To date, treatment option for patients with BRONJ is limited and predominantly palliative, aiming at relieving the main signs and symptoms [7]. Marx et al. [7] recommend that treatment should eliminate and control pain, as well as preventing progression of bone exposure through antibiotics therapy and mouthwash with 0.12% chlorhexidine. They also state that conservative surgical treatments are preferential, aiming at nonexposure of necrotic bone boundaries. AAOMS in 2009 recommended the removal of well-defined bone sequestrations, as well as the removal and/or relining of bone necrosis areas which are a constant source of irritation to soft tissues [9].

Montebugnoli et al. [27] also recommended the management of osteonecrosis with nonsurgical protocol. These authors conducted a study dividing patients into two groups, one treated with surgery and the other treated with antibiotics. Data analysis showed there was no statistically significant difference between outcomes for the two groups.

Curi et al. [28] reported on three clinical cases in which sequestra removal was performed and autologous platelet-rich plasma was topically applied onto the remaining defect. After six-month follow-up, complete repair of surgical site was seen, thus showing promising results.

Discontinuation of oral BPs in BRONJ patients has been associated with gradual improvement of clinical disease [29]. Discontinuation for 6–12 months may result in sequestration with spontaneous resolution after surgical debridement. Whenever systemic conditions permit, changing or stopping oral bisphosphonate treatment must be a result of an agreement between the professionals involved and the patient [9].

8. Discussion

Intravenous BPs are usually considered stronger than those given orally. Therefore, use of intravenous BPs is one of the main risk factors to induce BRONJ, as evidenced by the higher estimates of BRONJ incidence (0–10%) in patients treated with IV drugs as compared to an oral therapy (<1%) [30, 31].

Among the BPs, those more likely to induce BRONJ are amino-BPs [25, 32, 33], possibly because they are stronger than alkyl-BPs. Pamidronate, alendronate, and zoledronate are 10, 100, and 1000 timer stronger than clodronate, respectively [31]. Bone necrosis is considered dose- and time-dependent due to the long half-life of BPs in the bone [25].

In patients who used BPs and did not experience osteonecrosis, preventive measures should be taken, since osteonecrosis may appear up to one decade after the start of bisphosphonate therapy. Patient should be advised to undergo thorough oral examination every 3 months [34].

If osteonecrosis develops, nonsurgical management may be beneficial and is based on antibiotic therapy. A “drug holiday” may be considered in severe cases if benefits overcome the risks of bone complications, although improvement has not been observed to date [33, 35]. Similarly, hyperbaric oxygen therapy is not effective and, therefore, not recommended [35].

9. Conclusions

The importance of a good anamnesis and history taking greatly helps the healthcare professional in the correct diagnosis of BRONJ lesions. Warning patients of the necessary care and the potential oral manifestations, which are often forgotten or ignored, and maintaining a professional relationship with the accompanying physician and/or oncologist are essential for the good clinical management of patients on BPs.
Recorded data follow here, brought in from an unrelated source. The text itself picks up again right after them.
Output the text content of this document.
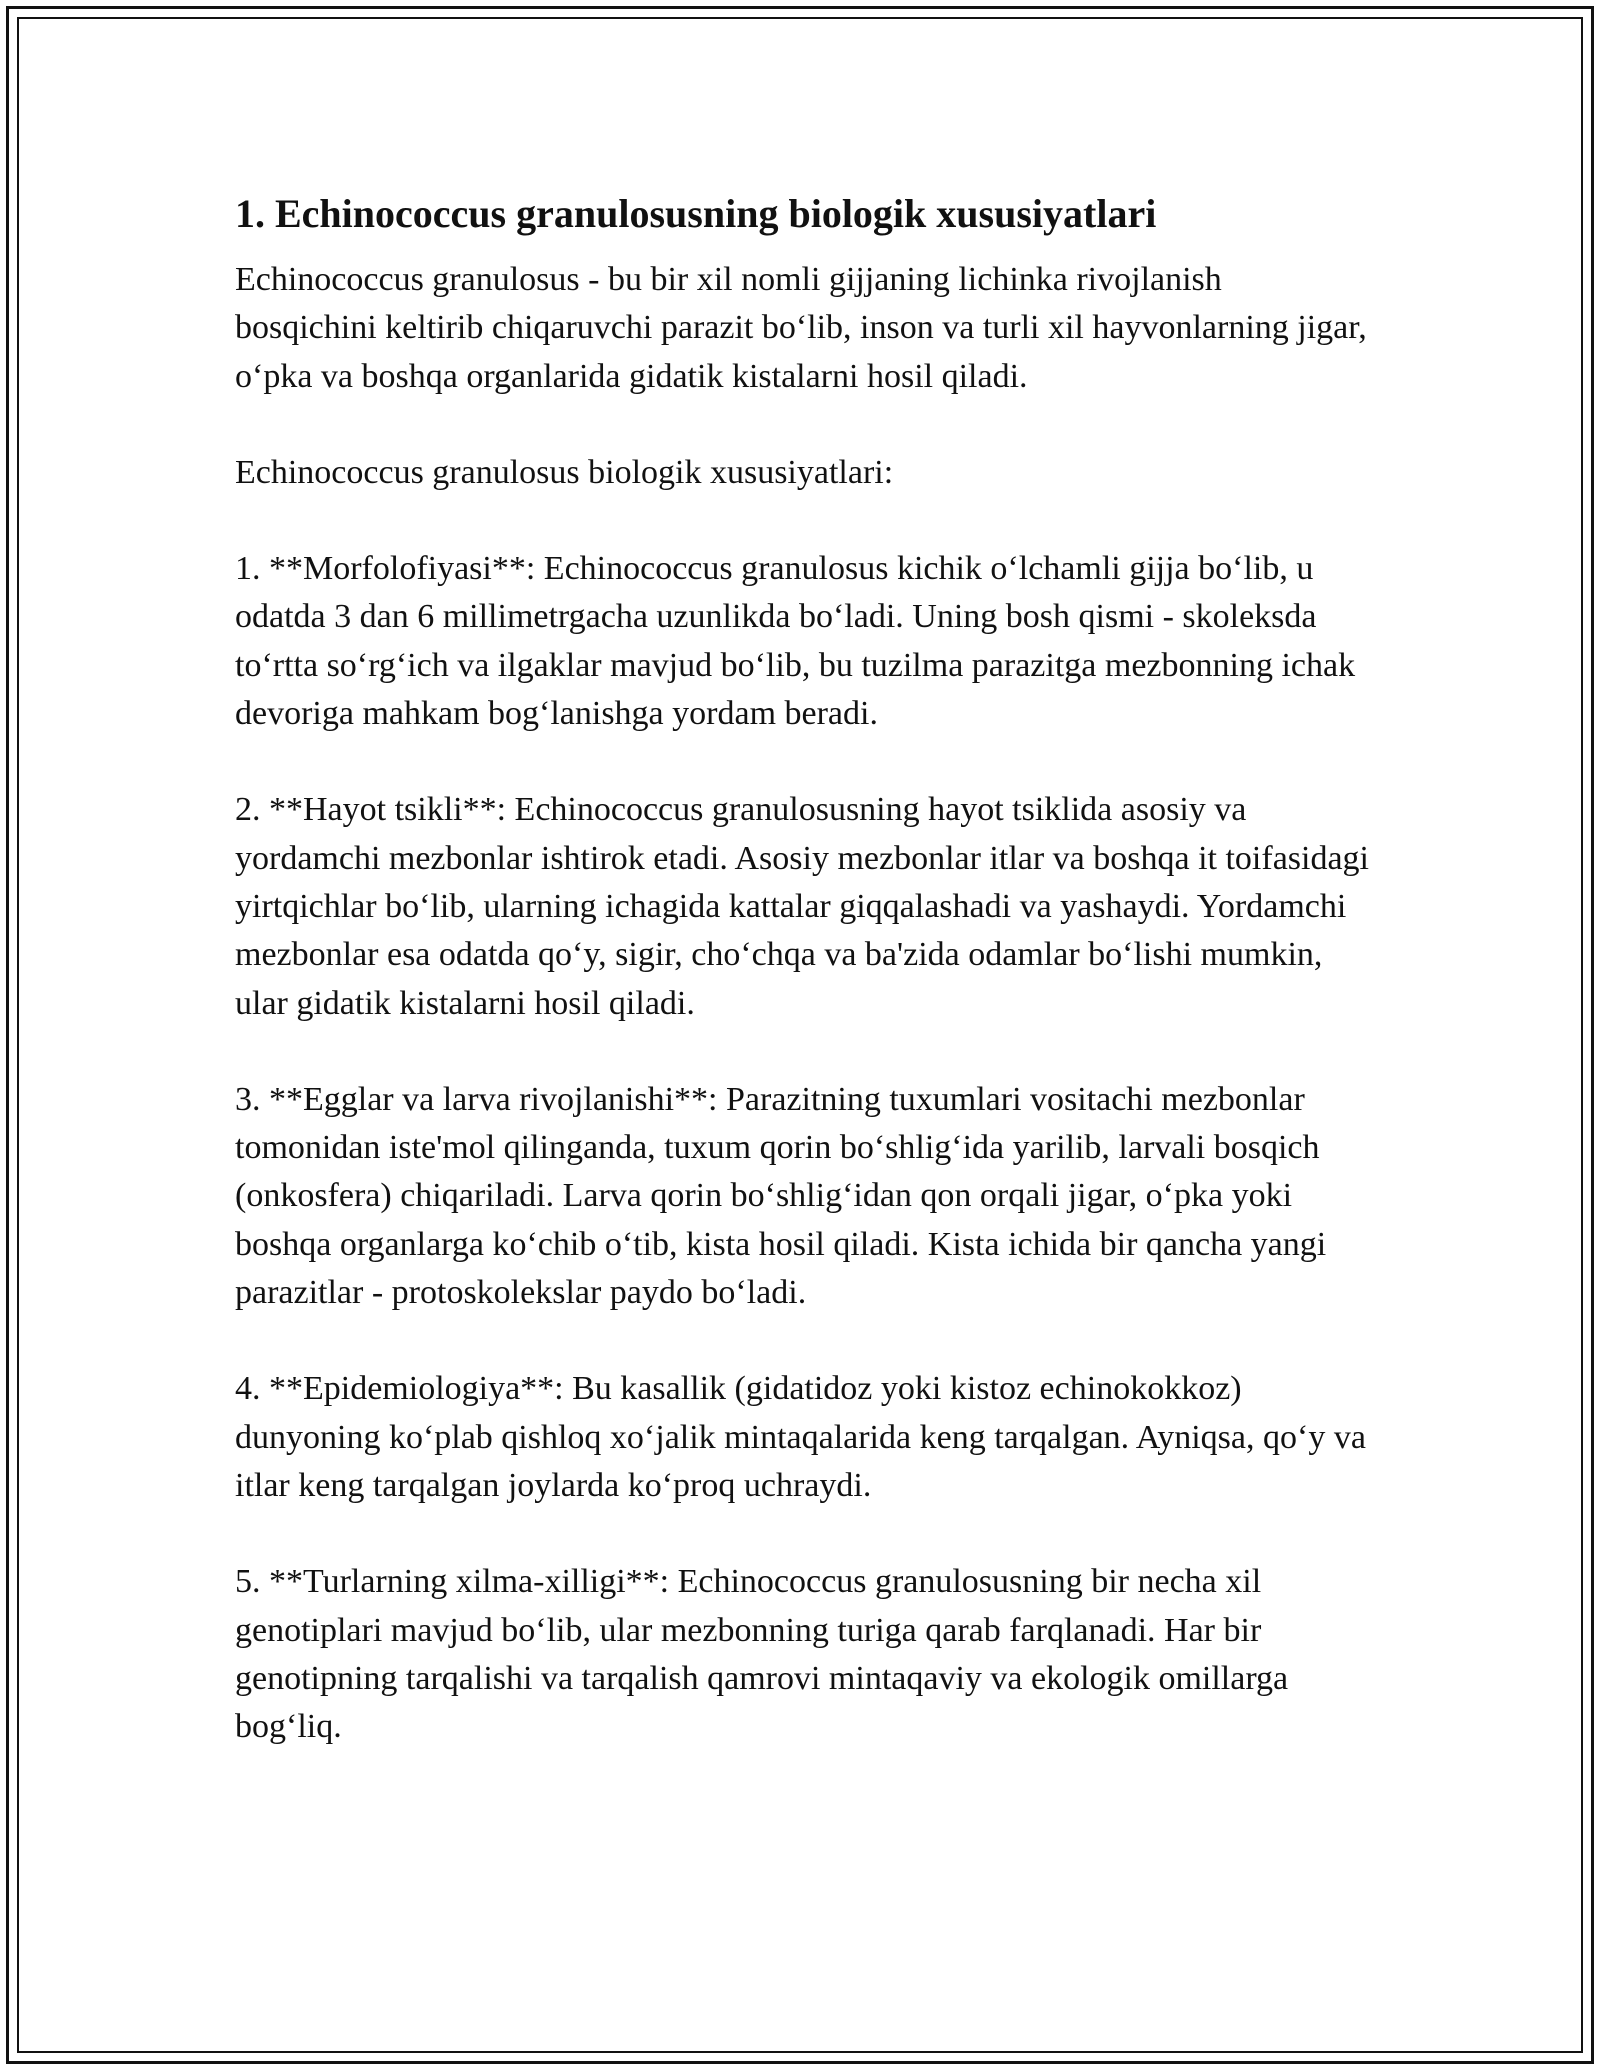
1. Echinococcus granulosusning biologik xususiyatlari

Echinococcus granulosus - bu bir xil nomli gijjaning lichinka rivojlanish bosqichini keltirib chiqaruvchi parazit bo‘lib, inson va turli xil hayvonlarning jigar, o‘pka va boshqa organlarida gidatik kistalarni hosil qiladi.

Echinococcus granulosus biologik xususiyatlari:

1. **Morfolofiyasi**: Echinococcus granulosus kichik o‘lchamli gijja bo‘lib, u odatda 3 dan 6 millimetrgacha uzunlikda bo‘ladi. Uning bosh qismi - skoleksda to‘rtta so‘rg‘ich va ilgaklar mavjud bo‘lib, bu tuzilma parazitga mezbonning ichak devoriga mahkam bog‘lanishga yordam beradi.

2. **Hayot tsikli**: Echinococcus granulosusning hayot tsiklida asosiy va yordamchi mezbonlar ishtirok etadi. Asosiy mezbonlar itlar va boshqa it toifasidagi yirtqichlar bo‘lib, ularning ichagida kattalar giqqalashadi va yashaydi. Yordamchi mezbonlar esa odatda qo‘y, sigir, cho‘chqa va ba'zida odamlar bo‘lishi mumkin, ular gidatik kistalarni hosil qiladi.

3. **Egglar va larva rivojlanishi**: Parazitning tuxumlari vositachi mezbonlar tomonidan iste'mol qilinganda, tuxum qorin bo‘shlig‘ida yarilib, larvali bosqich (onkosfera) chiqariladi. Larva qorin bo‘shlig‘idan qon orqali jigar, o‘pka yoki boshqa organlarga ko‘chib o‘tib, kista hosil qiladi. Kista ichida bir qancha yangi parazitlar - protoskolekslar paydo bo‘ladi.

4. **Epidemiologiya**: Bu kasallik (gidatidoz yoki kistoz echinokokkoz) dunyoning ko‘plab qishloq xo‘jalik mintaqalarida keng tarqalgan. Ayniqsa, qo‘y va itlar keng tarqalgan joylarda ko‘proq uchraydi.

5. **Turlarning xilma-xilligi**: Echinococcus granulosusning bir necha xil genotiplari mavjud bo‘lib, ular mezbonning turiga qarab farqlanadi. Har bir genotipning tarqalishi va tarqalish qamrovi mintaqaviy va ekologik omillarga bog‘liq.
All healthcare professionals should provide guidance for patients on BPs in the sense that good oral health should be kept by all means, since oral surgical treatment could lead to BRONJ. For those patients using BPs but who have not experienced BRONJ, preventive measures should be taken, as the condition may appear up to one decade after therapy start. Appropriate oral hygiene, along with frequent oral examination and minimally invasive dental treatment, when needed, are all clinical choices that must be adopted in order to avoid BRONJ development.

Conflict of Interests

The authors declare that there is no conflict of interests regarding the publication of this paper.